Tiffen concurred with former Black Caps captain Daniel Vettori's idea to push for the recruitment of a New Zealand franchise into the Big Bash.
"I'm encouraging our players to make the most of the experience and bring that expertise home," she said. "Our top players will be playing more cricket than they ever have in a summer."
NZC's head of cricket Lindsay Crocker acknowledged the disparity between men's and women's centralised contract retainers - the top men earn retainers in the region of $200,000 - but said they could only afford to base payments on the perceived commercial worth of women.
"England can afford to pay their players outside that commercial worth because they've got the wherewithal to do so," Crocker said.
"Australia have found value through the women's Big Bash. Piggybacking off them is the initial step to providing a better income.

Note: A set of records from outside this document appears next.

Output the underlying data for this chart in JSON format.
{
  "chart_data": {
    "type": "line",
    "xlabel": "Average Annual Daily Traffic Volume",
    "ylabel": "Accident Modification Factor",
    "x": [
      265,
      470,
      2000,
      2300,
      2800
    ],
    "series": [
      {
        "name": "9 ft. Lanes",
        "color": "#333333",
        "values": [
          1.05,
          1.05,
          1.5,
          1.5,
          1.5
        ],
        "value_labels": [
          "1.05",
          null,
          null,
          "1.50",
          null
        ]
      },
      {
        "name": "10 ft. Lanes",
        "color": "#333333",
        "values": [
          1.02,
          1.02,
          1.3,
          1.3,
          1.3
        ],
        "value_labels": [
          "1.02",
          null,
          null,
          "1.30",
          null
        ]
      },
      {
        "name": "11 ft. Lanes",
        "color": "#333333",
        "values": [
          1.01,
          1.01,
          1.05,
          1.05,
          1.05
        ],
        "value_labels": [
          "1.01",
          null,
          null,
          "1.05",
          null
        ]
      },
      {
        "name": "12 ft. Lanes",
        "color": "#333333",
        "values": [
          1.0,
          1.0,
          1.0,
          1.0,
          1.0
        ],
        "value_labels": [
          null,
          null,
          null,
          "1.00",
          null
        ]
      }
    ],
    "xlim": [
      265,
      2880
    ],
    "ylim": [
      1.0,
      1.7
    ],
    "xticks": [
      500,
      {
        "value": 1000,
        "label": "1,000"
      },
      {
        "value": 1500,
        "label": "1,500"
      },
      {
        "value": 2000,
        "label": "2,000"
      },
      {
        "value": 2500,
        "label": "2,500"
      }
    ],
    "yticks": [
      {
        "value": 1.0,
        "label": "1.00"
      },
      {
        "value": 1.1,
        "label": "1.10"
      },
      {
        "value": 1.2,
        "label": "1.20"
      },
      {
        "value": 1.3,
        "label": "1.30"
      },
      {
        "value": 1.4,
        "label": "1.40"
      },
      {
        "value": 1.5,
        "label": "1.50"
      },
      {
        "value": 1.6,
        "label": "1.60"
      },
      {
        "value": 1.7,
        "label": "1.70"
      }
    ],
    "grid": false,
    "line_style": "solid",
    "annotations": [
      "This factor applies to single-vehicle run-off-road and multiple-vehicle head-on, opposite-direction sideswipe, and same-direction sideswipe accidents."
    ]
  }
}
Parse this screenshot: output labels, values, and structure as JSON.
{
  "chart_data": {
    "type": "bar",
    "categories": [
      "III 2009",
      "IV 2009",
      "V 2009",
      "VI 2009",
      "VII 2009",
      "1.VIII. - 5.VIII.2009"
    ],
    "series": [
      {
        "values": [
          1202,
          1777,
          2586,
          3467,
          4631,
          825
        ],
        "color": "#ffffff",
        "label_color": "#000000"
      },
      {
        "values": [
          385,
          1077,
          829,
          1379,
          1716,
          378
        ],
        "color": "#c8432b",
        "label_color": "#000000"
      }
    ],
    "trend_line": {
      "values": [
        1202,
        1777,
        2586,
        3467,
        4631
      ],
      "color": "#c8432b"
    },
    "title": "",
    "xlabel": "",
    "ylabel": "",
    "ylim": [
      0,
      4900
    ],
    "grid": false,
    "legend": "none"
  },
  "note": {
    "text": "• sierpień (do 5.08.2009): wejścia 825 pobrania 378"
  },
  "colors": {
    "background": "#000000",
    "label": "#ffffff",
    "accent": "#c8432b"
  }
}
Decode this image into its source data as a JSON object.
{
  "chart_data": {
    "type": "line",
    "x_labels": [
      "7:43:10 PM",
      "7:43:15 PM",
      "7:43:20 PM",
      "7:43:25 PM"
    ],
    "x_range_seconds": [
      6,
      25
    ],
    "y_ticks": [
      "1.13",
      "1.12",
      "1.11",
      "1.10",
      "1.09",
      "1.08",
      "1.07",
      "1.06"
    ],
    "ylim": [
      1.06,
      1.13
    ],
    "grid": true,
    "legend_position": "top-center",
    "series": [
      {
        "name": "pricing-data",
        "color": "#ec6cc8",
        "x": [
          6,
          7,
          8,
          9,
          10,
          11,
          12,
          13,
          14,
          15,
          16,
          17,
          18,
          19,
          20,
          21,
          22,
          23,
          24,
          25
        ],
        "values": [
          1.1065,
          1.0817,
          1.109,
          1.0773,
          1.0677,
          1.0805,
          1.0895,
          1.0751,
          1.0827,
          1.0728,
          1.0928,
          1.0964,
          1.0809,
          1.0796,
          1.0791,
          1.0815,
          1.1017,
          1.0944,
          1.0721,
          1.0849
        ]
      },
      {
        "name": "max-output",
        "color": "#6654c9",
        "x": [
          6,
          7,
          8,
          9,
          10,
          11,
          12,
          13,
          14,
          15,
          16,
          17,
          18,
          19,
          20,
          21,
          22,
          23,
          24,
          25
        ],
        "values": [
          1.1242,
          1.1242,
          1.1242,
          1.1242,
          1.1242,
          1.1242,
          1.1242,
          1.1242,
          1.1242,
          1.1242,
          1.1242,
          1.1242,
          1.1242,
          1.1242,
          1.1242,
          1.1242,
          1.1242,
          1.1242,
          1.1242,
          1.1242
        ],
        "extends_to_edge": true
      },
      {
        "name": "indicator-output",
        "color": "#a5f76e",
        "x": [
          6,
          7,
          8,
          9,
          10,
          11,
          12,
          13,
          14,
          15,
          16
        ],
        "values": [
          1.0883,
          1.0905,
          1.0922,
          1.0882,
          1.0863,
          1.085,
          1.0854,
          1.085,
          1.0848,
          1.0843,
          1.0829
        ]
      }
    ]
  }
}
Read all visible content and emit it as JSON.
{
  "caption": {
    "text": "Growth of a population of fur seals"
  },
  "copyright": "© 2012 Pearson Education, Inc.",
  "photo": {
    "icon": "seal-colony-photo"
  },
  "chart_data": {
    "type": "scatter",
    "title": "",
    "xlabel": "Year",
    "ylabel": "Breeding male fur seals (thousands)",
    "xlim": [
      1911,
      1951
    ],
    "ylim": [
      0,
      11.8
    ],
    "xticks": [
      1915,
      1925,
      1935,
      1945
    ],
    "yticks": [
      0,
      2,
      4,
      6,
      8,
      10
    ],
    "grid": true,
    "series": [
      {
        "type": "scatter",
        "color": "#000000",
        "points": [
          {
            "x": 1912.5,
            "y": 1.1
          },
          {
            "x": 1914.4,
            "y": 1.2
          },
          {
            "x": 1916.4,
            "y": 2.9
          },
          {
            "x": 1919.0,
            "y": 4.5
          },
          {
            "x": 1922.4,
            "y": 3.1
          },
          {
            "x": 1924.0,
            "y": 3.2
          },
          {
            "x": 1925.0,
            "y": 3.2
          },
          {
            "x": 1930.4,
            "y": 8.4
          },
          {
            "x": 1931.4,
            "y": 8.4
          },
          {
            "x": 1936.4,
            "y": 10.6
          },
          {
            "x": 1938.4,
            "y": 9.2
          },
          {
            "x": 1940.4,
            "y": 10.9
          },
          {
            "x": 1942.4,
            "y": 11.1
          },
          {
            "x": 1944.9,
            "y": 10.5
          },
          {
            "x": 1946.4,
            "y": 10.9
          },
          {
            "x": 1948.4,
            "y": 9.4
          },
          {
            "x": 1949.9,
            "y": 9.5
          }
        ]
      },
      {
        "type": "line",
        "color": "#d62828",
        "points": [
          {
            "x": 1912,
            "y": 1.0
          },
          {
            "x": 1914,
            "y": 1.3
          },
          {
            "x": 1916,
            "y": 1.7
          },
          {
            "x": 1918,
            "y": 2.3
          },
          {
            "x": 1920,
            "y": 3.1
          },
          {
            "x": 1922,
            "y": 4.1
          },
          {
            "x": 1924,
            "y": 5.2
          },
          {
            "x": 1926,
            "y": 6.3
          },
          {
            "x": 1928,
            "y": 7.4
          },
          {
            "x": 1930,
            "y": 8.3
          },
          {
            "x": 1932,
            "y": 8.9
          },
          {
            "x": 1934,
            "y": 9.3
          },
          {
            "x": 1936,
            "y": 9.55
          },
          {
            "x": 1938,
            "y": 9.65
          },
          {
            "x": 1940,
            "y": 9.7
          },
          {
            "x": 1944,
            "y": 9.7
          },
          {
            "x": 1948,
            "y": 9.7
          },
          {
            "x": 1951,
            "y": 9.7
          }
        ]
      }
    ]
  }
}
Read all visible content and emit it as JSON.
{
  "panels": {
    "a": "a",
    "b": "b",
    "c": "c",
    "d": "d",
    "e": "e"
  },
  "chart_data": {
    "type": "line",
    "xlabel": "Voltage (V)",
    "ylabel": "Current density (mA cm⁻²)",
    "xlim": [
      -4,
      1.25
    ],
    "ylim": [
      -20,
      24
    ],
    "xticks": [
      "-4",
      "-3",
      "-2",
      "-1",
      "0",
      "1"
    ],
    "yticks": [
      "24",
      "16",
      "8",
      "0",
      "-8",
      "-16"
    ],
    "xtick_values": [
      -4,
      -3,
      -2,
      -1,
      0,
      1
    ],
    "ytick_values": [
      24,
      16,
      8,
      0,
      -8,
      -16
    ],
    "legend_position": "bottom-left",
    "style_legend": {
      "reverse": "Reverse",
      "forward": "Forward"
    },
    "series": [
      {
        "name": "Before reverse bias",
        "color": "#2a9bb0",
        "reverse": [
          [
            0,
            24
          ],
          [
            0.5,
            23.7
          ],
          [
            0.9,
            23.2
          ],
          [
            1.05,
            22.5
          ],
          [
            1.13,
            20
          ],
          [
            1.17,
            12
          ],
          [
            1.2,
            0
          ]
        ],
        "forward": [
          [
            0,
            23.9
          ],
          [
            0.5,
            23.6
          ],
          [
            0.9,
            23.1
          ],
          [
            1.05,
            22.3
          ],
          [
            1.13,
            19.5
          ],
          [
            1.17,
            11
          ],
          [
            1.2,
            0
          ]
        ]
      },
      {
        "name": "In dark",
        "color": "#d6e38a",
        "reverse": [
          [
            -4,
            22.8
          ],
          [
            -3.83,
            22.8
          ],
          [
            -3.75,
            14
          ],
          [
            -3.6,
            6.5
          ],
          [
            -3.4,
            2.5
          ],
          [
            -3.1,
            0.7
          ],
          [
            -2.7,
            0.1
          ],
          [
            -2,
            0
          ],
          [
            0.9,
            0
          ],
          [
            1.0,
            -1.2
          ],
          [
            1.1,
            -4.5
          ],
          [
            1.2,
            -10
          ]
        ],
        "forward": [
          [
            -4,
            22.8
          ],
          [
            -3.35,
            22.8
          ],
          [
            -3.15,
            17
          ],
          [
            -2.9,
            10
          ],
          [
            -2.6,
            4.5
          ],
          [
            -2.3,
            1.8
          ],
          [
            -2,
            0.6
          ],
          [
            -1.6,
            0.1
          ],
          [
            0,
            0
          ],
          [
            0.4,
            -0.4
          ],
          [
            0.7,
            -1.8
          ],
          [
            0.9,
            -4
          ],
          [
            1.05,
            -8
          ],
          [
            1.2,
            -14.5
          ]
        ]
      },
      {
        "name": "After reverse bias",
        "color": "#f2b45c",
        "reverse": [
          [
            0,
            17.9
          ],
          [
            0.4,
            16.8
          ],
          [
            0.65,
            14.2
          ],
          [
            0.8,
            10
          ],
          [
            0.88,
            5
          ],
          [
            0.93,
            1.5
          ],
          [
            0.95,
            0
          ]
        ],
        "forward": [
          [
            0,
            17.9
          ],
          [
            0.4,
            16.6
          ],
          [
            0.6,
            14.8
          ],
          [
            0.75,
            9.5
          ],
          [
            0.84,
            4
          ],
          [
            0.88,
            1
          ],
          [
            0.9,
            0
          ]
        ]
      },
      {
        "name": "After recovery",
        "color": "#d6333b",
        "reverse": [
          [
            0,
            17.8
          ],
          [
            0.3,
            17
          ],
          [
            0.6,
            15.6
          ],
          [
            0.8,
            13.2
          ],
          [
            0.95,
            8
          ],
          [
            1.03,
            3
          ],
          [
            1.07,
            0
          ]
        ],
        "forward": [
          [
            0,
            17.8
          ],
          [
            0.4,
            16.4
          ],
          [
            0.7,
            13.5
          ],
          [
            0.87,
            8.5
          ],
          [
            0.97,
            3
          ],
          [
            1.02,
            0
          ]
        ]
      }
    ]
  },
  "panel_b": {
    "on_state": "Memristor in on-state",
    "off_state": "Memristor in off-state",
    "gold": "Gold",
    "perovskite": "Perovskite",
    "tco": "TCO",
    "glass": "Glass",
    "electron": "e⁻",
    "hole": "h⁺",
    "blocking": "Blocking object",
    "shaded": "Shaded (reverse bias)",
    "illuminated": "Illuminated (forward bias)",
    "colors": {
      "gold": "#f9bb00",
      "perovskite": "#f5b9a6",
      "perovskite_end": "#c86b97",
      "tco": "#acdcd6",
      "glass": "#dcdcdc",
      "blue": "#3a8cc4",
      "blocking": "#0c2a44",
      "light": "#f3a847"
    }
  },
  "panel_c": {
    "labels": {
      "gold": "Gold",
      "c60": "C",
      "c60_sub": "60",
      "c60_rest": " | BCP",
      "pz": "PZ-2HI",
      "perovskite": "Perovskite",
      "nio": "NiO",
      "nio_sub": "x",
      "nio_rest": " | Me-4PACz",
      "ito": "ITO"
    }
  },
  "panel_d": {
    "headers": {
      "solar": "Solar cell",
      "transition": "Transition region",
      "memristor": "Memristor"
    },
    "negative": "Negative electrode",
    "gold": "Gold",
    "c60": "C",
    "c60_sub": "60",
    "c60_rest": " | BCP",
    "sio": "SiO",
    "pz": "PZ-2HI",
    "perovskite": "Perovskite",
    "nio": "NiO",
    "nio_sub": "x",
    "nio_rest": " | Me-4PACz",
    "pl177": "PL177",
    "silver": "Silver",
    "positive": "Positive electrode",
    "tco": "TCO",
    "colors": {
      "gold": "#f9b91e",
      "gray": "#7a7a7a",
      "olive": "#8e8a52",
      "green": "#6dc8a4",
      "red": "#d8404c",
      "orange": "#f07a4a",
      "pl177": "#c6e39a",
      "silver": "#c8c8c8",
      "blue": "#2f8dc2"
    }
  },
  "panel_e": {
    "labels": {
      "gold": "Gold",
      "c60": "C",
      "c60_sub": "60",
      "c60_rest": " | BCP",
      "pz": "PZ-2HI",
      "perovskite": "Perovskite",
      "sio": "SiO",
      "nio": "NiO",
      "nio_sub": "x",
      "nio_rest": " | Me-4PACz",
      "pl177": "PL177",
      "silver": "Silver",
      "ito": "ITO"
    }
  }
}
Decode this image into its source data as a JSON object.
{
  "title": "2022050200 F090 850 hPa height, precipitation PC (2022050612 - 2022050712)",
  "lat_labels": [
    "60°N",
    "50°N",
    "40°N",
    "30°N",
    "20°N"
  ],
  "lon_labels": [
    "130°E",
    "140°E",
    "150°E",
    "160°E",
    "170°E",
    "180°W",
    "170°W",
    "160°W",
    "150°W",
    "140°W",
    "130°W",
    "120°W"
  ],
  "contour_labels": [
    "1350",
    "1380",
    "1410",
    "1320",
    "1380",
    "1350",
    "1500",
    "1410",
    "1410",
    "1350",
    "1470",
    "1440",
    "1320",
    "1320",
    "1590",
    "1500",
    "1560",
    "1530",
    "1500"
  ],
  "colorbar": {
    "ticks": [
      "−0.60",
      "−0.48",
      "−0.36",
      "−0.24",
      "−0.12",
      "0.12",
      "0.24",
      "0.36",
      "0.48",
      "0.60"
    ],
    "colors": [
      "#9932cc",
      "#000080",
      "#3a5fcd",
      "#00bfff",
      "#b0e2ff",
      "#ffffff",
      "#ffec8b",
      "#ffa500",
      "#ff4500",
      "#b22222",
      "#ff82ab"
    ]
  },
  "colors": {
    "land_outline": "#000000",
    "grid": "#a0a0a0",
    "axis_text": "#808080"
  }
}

We build the women's schedule around that as a result.
"The $10,000 is probably more like a training allowance than a salary but they've got the freedom to play outside our system in as many leagues as they like.
"Like the men's contracts, we can't match the resources of Australia or England with our smaller funding base."
Crocker says a Women In Cricket project undertaken by NZC this year will endeavour to better understand the relationship of women with the game through players, coaches, fans, volunteers and administrators.
"Hopefully we get a better gauge as to how we develop their professionalism to provide a sustainable career path.
"The women's Big Bash has shown women's cricket has an appeal, if packaged right.
"They've piggybacked off the men's brand rather than creating something separate, which has been contrary to our thinking."
Tiffen says Gayle's gaffe has had a positive impact, in an unconventional way.
"It took an unfortunate situation like this to raise awareness and educate people that it's not OK. It's about men looking at themselves and asking, 'What the hell would I do?' in that situation.
"There's something bubbling away which recognises the value of women cricketers as athletes, not women cricketers compared to male cricketers.
"It can help fathers see their daughters and wives in a different light, and is about creating equality and not tolerating discrimination," said Tiffen.